Das war eine ungewöhnliche Produktion - weil sie so harmonisch war. Sonst
heißt es ja: Das ist ein Stück, bei dem werden die Proben zwangsläufig zum
Dauerstreit, das ist ja selbst eine einzige Krise. Bei uns gabs das gar
nicht, niemand ist während der Proben krank geworden. Das sagt etwas aus.
Otto Kukla war gelungen, dass wir das alles aus uns selbst herausgeholt
haben: Wir haben das in einem atemberaubenden Tempo gespielt, fast ohne
Anweisungen. Das wird also etwas, da begegne ich alten Freunden wieder.
Lässt sich Theater so einfach verpflanzen?
Die wirklich bewegenden, die ganz, ganz großen Momente wirken
wahrscheinlich überall. Und ich glaube, dass es die an vielen Orten in
Deutschland geben kann.
Vorausgesetzt das Publikum spielt mit?
Sicher. Wenn da 20 Gegner im Saal sind, wird das schwer. Und das spürt man.
Dann ist da eine Spannung, die sich mitteilt, dann wird geächzt oder leise
geseufzt, oder permanent gehustet.
Das klingt aber sehr nach einer bürgerlich-neurotischen Idee vom Theater,
in dem ein diszipliniertes Publikum andächtig der Kunstübung lauscht. Ist
das denn die einzig sinnvolle Schauspiel-Form?
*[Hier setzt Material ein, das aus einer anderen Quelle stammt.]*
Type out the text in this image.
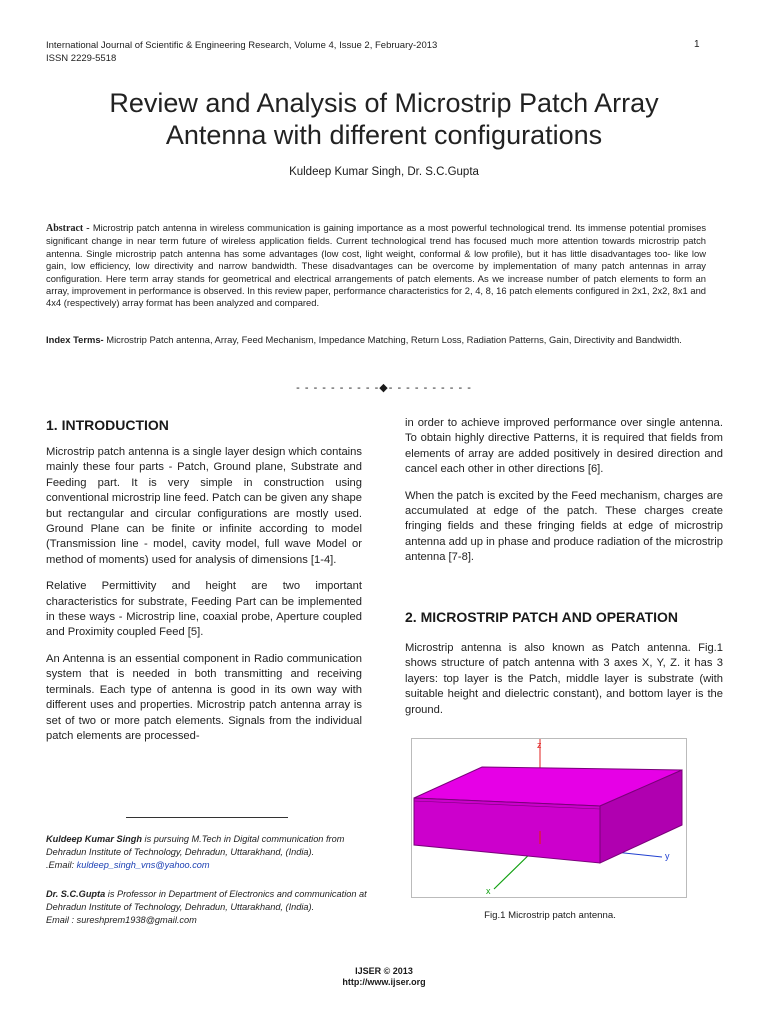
International Journal of Scientific & Engineering Research, Volume 4, Issue 2, February-2013
ISSN 2229-5518
1
Review and Analysis of Microstrip Patch Array
Antenna with different configurations
Kuldeep Kumar Singh, Dr. S.C.Gupta
Abstract - Microstrip patch antenna in wireless communication is gaining importance as a most powerful technological trend. Its immense potential promises significant change in near term future of wireless application fields. Current technological trend has focused much more attention towards microstrip patch antenna. Single microstrip patch antenna has some advantages (low cost, light weight, conformal & low profile), but it has little disadvantages too- like low gain, low efficiency, low directivity and narrow bandwidth. These disadvantages can be overcome by implementation of many patch antennas in array configuration. Here term array stands for geometrical and electrical arrangements of patch elements. As we increase number of patch elements to form an array, improvement in performance is observed. In this review paper, performance characteristics for 2, 4, 8, 16 patch elements configured in 2x1, 2x2, 8x1 and 4x4 (respectively) array format has been analyzed and compared.
Index Terms- Microstrip Patch antenna, Array, Feed Mechanism, Impedance Matching, Return Loss, Radiation Patterns, Gain, Directivity and Bandwidth.
- - - - - - - - - -◆- - - - - - - - - -
1. INTRODUCTION

Microstrip patch antenna is a single layer design which contains mainly these four parts - Patch, Ground plane, Substrate and Feeding part. It is very simple in construction using conventional microstrip line feed. Patch can be given any shape but rectangular and circular configurations are mostly used. Ground Plane can be finite or infinite according to model (Transmission line - model, cavity model, full wave Model or method of moments) used for analysis of dimensions [1-4].

Relative Permittivity and height are two important characteristics for substrate, Feeding Part can be implemented in these ways - Microstrip line, coaxial probe, Aperture coupled and Proximity coupled Feed [5].

An Antenna is an essential component in Radio communication system that is needed in both transmitting and receiving terminals. Each type of antenna is good in its own way with different uses and properties. Microstrip patch antenna array is set of two or more patch elements. Signals from the individual patch elements are processed-

Kuldeep Kumar Singh is pursuing M.Tech in Digital communication from Dehradun Institute of Technology, Dehradun, Uttarakhand, (India).
.Email: kuldeep_singh_vns@yahoo.com
Dr. S.C.Gupta is Professor in Department of Electronics and communication at Dehradun Institute of Technology, Dehradun, Uttarakhand, (India).
Email : sureshprem1938@gmail.com

in order to achieve improved performance over single antenna. To obtain highly directive Patterns, it is required that fields from elements of array are added positively in desired direction and cancel each other in other directions [6].

When the patch is excited by the Feed mechanism, charges are accumulated at edge of the patch. These charges create fringing fields and these fringing fields at edge of microstrip antenna add up in phase and produce radiation of the microstrip antenna [7-8].

2. MICROSTRIP PATCH AND OPERATION

Microstrip antenna is also known as Patch antenna. Fig.1 shows structure of patch antenna with 3 axes X, Y, Z. it has 3 layers: top layer is the Patch, middle layer is substrate (with suitable height and dielectric constant), and bottom layer is the ground.

z
y
x
Fig.1 Microstrip patch antenna.
IJSER © 2013
http://www.ijser.org
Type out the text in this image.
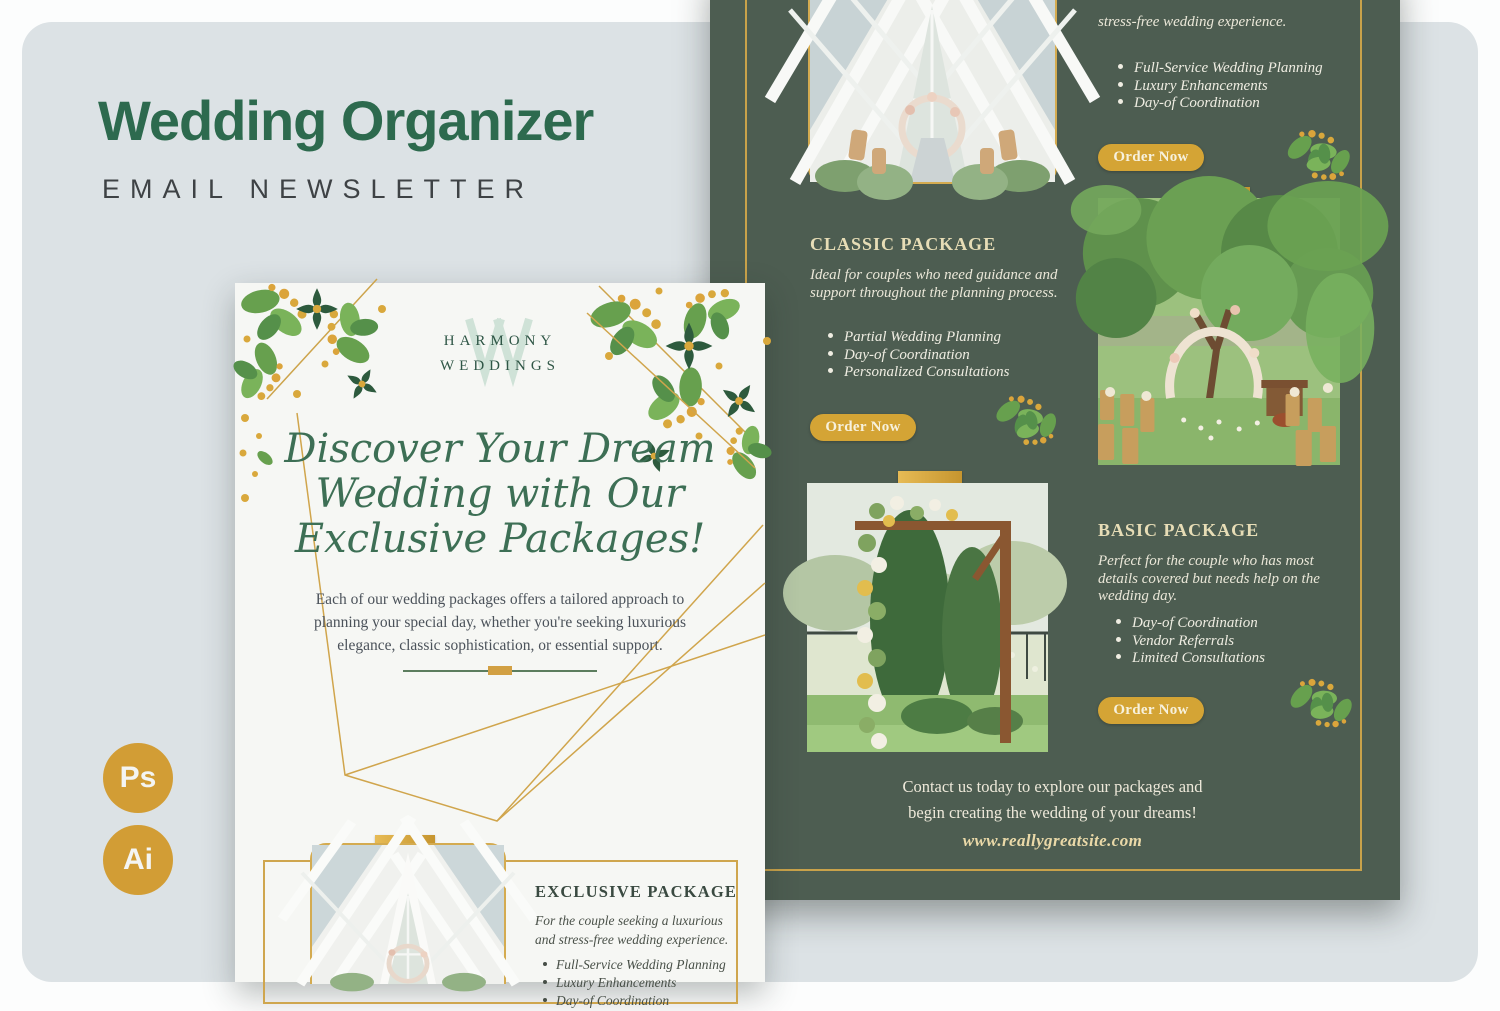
Wedding Organizer
EMAIL NEWSLETTER
Ps
Ai
stress-free wedding experience.
Full-Service Wedding Planning
Luxury Enhancements
Day-of Coordination
Order Now
CLASSIC PACKAGE
Ideal for couples who need guidance and support throughout the planning process.
Partial Wedding Planning
Day-of Coordination
Personalized Consultations
Order Now
BASIC PACKAGE
Perfect for the couple who has most details covered but needs help on the wedding day.
Day-of Coordination
Vendor Referrals
Limited Consultations
Order Now
Contact us today to explore our packages and
begin creating the wedding of your dreams!
www.reallygreatsite.com
HARMONY
WEDDINGS
Discover Your Dream
Wedding with Our
Exclusive Packages!
Each of our wedding packages offers a tailored approach to planning your special day, whether you're seeking luxurious elegance, classic sophistication, or essential support.
EXCLUSIVE PACKAGE
For the couple seeking a luxurious and stress-free wedding experience.
Full-Service Wedding Planning
Luxury Enhancements
Day-of Coordination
Sicher nicht: Zu Shakespeares Zeiten soll es ja im Publikum so laut gewesen
sein, dass Schweigen auf der Szene gar nicht möglich war. Aber
beispielsweise einen Ibsen vor einem Wurst-essenden, rülpsenden und
brüllenden Publikum, das kann ich mir nur sehr schwer vorstellen. Dagegen
anzuspielen wäre schwer. Doch, für mich gehört zum Theater auch diese
Bereitschaft, Geld zu zahlen, um sich in einen dunklen Saal setzen zu
dürfen und zu schweigen: Ich finde das auch nichts Anstößiges, sondern
etwas Tolles, in unserer Zeit, wo alles immer lauter wird und schneller,
das Theater als einen Ort der Konzentration und Kontemplation zu haben.
Für die großen Momente?
Wenn das Publikum an jenem Abend gut ist, wenn die Zuschauer wach sind,
bereit, offen - dann kann da etwas entstehen, ja.
Für einen Augenblick?
Die berührenden Momente ja: Die sind nur diese Momente. Das ist etwas sehr
Wertvolles.
Kann das ein Anspruch sein, auf so einen Moment hinzuarbeiten?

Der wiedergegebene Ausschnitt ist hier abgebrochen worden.